Some geopolitical entities, such as nation-states and international organizations, attempt to relegate the term peacemaking to large, systemic, often factional conflicts, instances of post-genocide situations, or extreme situations of oppression such as apartheid, in which no member of the community can avoid involvement, and in which no faction or segment can claim to be completely innocent of the problems. However, peacemaking is a universal and age-old approach to conflict at all levels and among any and all parties, and its principles may be generalized and used in many different kinds of conflicts.
In contemporary international affairs, especially after the end of the Cold War, the concept of peacemaking has often been associated with the imposition upon warring parties of a peace settlement, usually under the auspices of an international organization.
Peacemaking in smaller, traditional societies has often involved rituals. For example, Alula Pankhurst has produced films about peacemaking among Ethiopian communities.
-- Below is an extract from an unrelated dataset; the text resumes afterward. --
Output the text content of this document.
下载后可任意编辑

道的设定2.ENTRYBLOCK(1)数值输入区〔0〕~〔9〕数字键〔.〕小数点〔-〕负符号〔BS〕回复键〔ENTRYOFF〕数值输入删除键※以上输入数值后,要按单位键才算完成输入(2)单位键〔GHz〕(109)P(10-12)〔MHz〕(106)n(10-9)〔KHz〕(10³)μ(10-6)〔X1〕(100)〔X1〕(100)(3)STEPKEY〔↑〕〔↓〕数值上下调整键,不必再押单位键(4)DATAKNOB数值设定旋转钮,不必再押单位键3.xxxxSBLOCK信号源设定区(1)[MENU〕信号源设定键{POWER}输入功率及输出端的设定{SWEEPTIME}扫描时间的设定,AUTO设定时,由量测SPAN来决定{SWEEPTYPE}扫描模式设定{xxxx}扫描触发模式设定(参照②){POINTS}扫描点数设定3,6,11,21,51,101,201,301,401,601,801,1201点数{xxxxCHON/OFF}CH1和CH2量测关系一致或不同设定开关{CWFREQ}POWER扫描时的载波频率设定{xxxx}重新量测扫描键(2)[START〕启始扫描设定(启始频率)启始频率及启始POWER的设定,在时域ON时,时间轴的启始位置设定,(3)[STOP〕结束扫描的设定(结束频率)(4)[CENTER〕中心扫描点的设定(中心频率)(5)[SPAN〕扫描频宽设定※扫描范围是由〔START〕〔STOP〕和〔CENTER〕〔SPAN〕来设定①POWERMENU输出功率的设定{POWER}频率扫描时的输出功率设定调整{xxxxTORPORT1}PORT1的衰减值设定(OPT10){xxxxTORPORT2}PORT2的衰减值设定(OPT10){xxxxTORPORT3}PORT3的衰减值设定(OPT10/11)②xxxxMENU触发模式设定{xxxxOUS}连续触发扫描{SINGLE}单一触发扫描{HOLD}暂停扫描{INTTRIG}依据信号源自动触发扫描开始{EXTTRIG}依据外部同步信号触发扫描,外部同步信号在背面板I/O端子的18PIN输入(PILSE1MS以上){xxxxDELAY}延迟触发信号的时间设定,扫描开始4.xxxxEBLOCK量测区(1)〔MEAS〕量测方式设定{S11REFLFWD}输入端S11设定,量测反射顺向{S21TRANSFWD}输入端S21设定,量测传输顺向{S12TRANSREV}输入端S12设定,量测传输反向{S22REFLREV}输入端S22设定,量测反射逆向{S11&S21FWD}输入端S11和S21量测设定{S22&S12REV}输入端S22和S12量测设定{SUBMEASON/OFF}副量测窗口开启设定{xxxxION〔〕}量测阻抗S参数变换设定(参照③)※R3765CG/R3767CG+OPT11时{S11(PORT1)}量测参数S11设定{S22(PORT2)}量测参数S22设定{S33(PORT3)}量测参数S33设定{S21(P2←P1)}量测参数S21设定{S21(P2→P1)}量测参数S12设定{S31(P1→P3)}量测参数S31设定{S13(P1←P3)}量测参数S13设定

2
The process of peacemaking is distinct from the rationale of pacifism or the use of non-violent protest or civil disobedience techniques, though they are often practiced by the same people. Indeed, those who master using nonviolent techniques under extreme violent pressure and those who lead others in such resistance, have usually demonstrated the capacity not to react to violent provocation in kind, and thus may be more highly skilled at working with groups of people that may have suffered through violence and oppression, keeping them coordinated and in good order through the necessary, often difficult phases of rapprochement.
Given that, and a track record of not advocating violent responses, it is these leaders who are usually most qualified for peacemaking when future conflict breaks out between the previously warring sides.

==Gandhi==
Mohandas Karamchand Gandhi is widely recognized as an important theorist of peacemaking strategies. He noted in particular that leaders who had been successful at violent strategies were counterproductive in peacetime, simply because these strategies now had to be abandoned. But if a movement had adulated and emulated these people; it was unlikely ever to be able to make permanent peace even with those factions it had conquered or dominated, simply because the leaders lacked the skills and had become leaders in part for their suppression of the other side. Accordingly, even if a movement were to benefit from violent action, and even if such action was extremely effective in ending some other oppression, no movement that sought long-term peace could safely hold up these acts or persons as a moral example or advise emulating either. Gandhi's views have influenced modern ethicists in forming a critique of terrorism, in which even those who support the goals must decry the methods and avoid making, for instance, a suicide bomber into a hero.

==Christianity==
The Catholic Church has changed its view on peacemaking over the centuries. Some early Christians refused to join Rome's Imperial army. The Just War theory originated with St. Augustine of Hippo in the 5th century. Versions of just war doctrines have claimed that countries and people should keep peace at all costs. The right of a ruler to go to war must meet the criteria of just cause, comparative justice, competent authority, right intention, probability of success, last resort, and proportionality. The Colombian conflict is the prime present-day Catholic example.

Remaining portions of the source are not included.